Why Ethereum Price Is Unlikely To Dump After “The Merge”

Ethereum price rises above critical levels as “consolidation” looms, bullish momentum may receive a fresh boost and finally take ETH north of $2000. Meanwhile, market participants are speculating about the near future of the second cryptocurrency by market capitalization.

At the time of writing, Ethereum is trading at $1,710 with a 4% loss in the last 24 hours and a 9% gain from last week. After weeks of market leadership, ETH has underperformed Bitcoin. The number one cryptocurrency recorded an 11% increase in 7 days.

To dig deeper into the bitcoin price and its potential bullish signals, check out the video below where our Managing Editor Tony Spilotro explains the case of a bottom formation with massive potential for appreciation, similar to the year 2020.

Who is most likely to sell after the “merger”?

The market appears to be split over a “consolidation,” the event that will complete ETH’s transition to Proof of Stake (PoS) consensus. Some expect the Ethereum price to run under the heading “Buy the rumor, sell the news event,” while others are betting that the rally will continue.

In a recent report by on-chain analytics firm Nansen, which looks at the top ETH makers ahead of “The Merge,” staking dynamics and its impact on the price of Ethereum, there are speculations about a possible negative impact on the cryptocurrency from stakers.
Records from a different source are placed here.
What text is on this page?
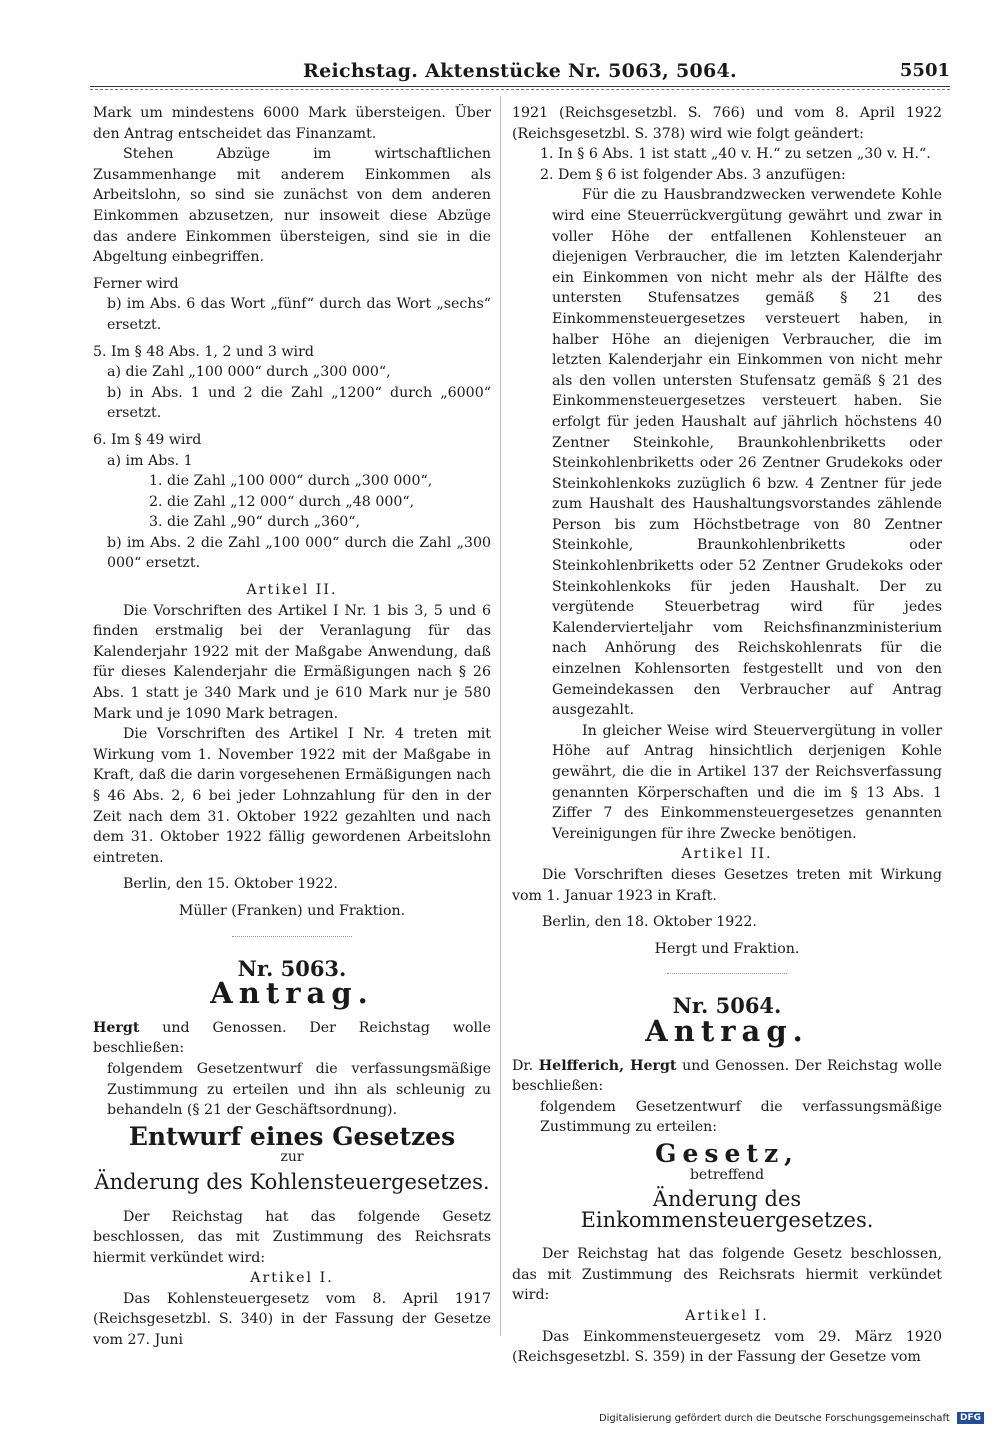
Reichstag. Aktenstücke Nr. 5063, 5064.	5501

Mark um mindestens 6000 Mark übersteigen. Über den Antrag entscheidet das Finanzamt.

Stehen Abzüge im wirtschaftlichen Zusammenhange mit anderem Einkommen als Arbeitslohn, so sind sie zunächst von dem anderen Einkommen abzusetzen, nur insoweit diese Abzüge das andere Einkommen übersteigen, sind sie in die Abgeltung einbegriffen.

Ferner wird

b) im Abs. 6 das Wort „fünf“ durch das Wort „sechs“ ersetzt.

5. Im § 48 Abs. 1, 2 und 3 wird

a) die Zahl „100 000“ durch „300 000“,

b) in Abs. 1 und 2 die Zahl „1200“ durch „6000“ ersetzt.

6. Im § 49 wird

a) im Abs. 1

1. die Zahl „100 000“ durch „300 000“,

2. die Zahl „12 000“ durch „48 000“,

3. die Zahl „90“ durch „360“,

b) im Abs. 2 die Zahl „100 000“ durch die Zahl „300 000“ ersetzt.

Artikel II.

Die Vorschriften des Artikel I Nr. 1 bis 3, 5 und 6 finden erstmalig bei der Veranlagung für das Kalenderjahr 1922 mit der Maßgabe Anwendung, daß für dieses Kalenderjahr die Ermäßigungen nach § 26 Abs. 1 statt je 340 Mark und je 610 Mark nur je 580 Mark und je 1090 Mark betragen.

Die Vorschriften des Artikel I Nr. 4 treten mit Wirkung vom 1. November 1922 mit der Maßgabe in Kraft, daß die darin vorgesehenen Ermäßigungen nach § 46 Abs. 2, 6 bei jeder Lohnzahlung für den in der Zeit nach dem 31. Oktober 1922 gezahlten und nach dem 31. Oktober 1922 fällig gewordenen Arbeitslohn eintreten.

Berlin, den 15. Oktober 1922.

Müller (Franken) und Fraktion.

Nr. 5063.
Antrag.

Hergt und Genossen. Der Reichstag wolle beschließen:

folgendem Gesetzentwurf die verfassungsmäßige Zustimmung zu erteilen und ihn als schleunig zu behandeln (§ 21 der Geschäftsordnung).

Entwurf eines Gesetzes
zur
Änderung des Kohlensteuergesetzes.

Der Reichstag hat das folgende Gesetz beschlossen, das mit Zustimmung des Reichsrats hiermit verkündet wird:

Artikel I.

Das Kohlensteuergesetz vom 8. April 1917 (Reichsgesetzbl. S. 340) in der Fassung der Gesetze vom 27. Juni

1921 (Reichsgesetzbl. S. 766) und vom 8. April 1922 (Reichsgesetzbl. S. 378) wird wie folgt geändert:

1. In § 6 Abs. 1 ist statt „40 v. H.“ zu setzen „30 v. H.“.

2. Dem § 6 ist folgender Abs. 3 anzufügen:

Für die zu Hausbrandzwecken verwendete Kohle wird eine Steuerrückvergütung gewährt und zwar in voller Höhe der entfallenen Kohlensteuer an diejenigen Verbraucher, die im letzten Kalenderjahr ein Einkommen von nicht mehr als der Hälfte des untersten Stufensatzes gemäß § 21 des Einkommensteuergesetzes versteuert haben, in halber Höhe an diejenigen Verbraucher, die im letzten Kalenderjahr ein Einkommen von nicht mehr als den vollen untersten Stufensatz gemäß § 21 des Einkommensteuergesetzes versteuert haben. Sie erfolgt für jeden Haushalt auf jährlich höchstens 40 Zentner Steinkohle, Braunkohlenbriketts oder Steinkohlenbriketts oder 26 Zentner Grudekoks oder Steinkohlenkoks zuzüglich 6 bzw. 4 Zentner für jede zum Haushalt des Haushaltungsvorstandes zählende Person bis zum Höchstbetrage von 80 Zentner Steinkohle, Braunkohlenbriketts oder Steinkohlenbriketts oder 52 Zentner Grudekoks oder Steinkohlenkoks für jeden Haushalt. Der zu vergütende Steuerbetrag wird für jedes Kalendervierteljahr vom Reichsfinanzministerium nach Anhörung des Reichskohlenrats für die einzelnen Kohlensorten festgestellt und von den Gemeindekassen den Verbraucher auf Antrag ausgezahlt.

In gleicher Weise wird Steuervergütung in voller Höhe auf Antrag hinsichtlich derjenigen Kohle gewährt, die die in Artikel 137 der Reichsverfassung genannten Körperschaften und die im § 13 Abs. 1 Ziffer 7 des Einkommensteuergesetzes genannten Vereinigungen für ihre Zwecke benötigen.

Artikel II.

Die Vorschriften dieses Gesetzes treten mit Wirkung vom 1. Januar 1923 in Kraft.

Berlin, den 18. Oktober 1922.

Hergt und Fraktion.

Nr. 5064.
Antrag.

Dr. Helfferich, Hergt und Genossen. Der Reichstag wolle beschließen:

folgendem Gesetzentwurf die verfassungsmäßige Zustimmung zu erteilen:

Gesetz,
betreffend
Änderung des Einkommensteuergesetzes.

Der Reichstag hat das folgende Gesetz beschlossen, das mit Zustimmung des Reichsrats hiermit verkündet wird:

Artikel I.

Das Einkommensteuergesetz vom 29. März 1920 (Reichsgesetzbl. S. 359) in der Fassung der Gesetze vom

Digitalisierung gefördert durch die Deutsche Forschungsgemeinschaft DFG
Nansen rules out any short-term bearish impact from these investors as ETH currently locked on the Beacon Chain, the PoS blockchain, will be illiquid for a portion of them until the implementation of the Shanghai upgrade in 2023. This update will allow underwriters to withdraw their funds.

The illiquid ones are those who send their ETH to the Beacon Chain in 2020, and cannot withdraw their funds for an indefinite period of time, and the liquid ones are those who use Lido and similar solutions to share their funds and get rewards.

Among this group, Nansen believes that illiquid holders are unlikely to sell after the Shanghai upgrade in 2023 if the price remains above $600. There is about 1 million ETH locked in at this price which could be “dripping not the market”.

In this sense, the report claims that around 71% of the total ETH used to secure the PoS blockchain has been lost. Nansen claims that “18% of all ETH that is currently tethered belongs to illiquid equity holders who are winning, a class that is most likely to sell once they can get rid of it.”

However, Nansen does not expect this sale to negatively affect the price of Ethereum or put huge pressure to sell in the crypto market. This factor could act as another bullish fundamental for the Ethereum price after the “merger”.

Ethereum price ETH ETHUSDT
ETH price with slight profits on the 4 hour chart. source: ETHUSDT TradingView

Whales pile up in 2022

In addition to a possible long-term negative impact on the price of Ethereum, Nansen observed an increase in the number of ETH millionaires and billionaires. These addresses are categorized by the on-chain analytics company as individuals and not as smart contracts or exchanges.

The report claims that these large players have been “consistently accumulating Ethereum since the beginning of this year,” despite the bearish price action. As shown in the image below, the trend continued and rose in August and September of this year.

Nansen Ethereum ETH ETHUSDT price
Whales accumulate ETH in 2022. Source: Nansen

Will the accumulation of Tris positively affect the market, or will these whales pile up to get rid of ETH soon after the “merger”?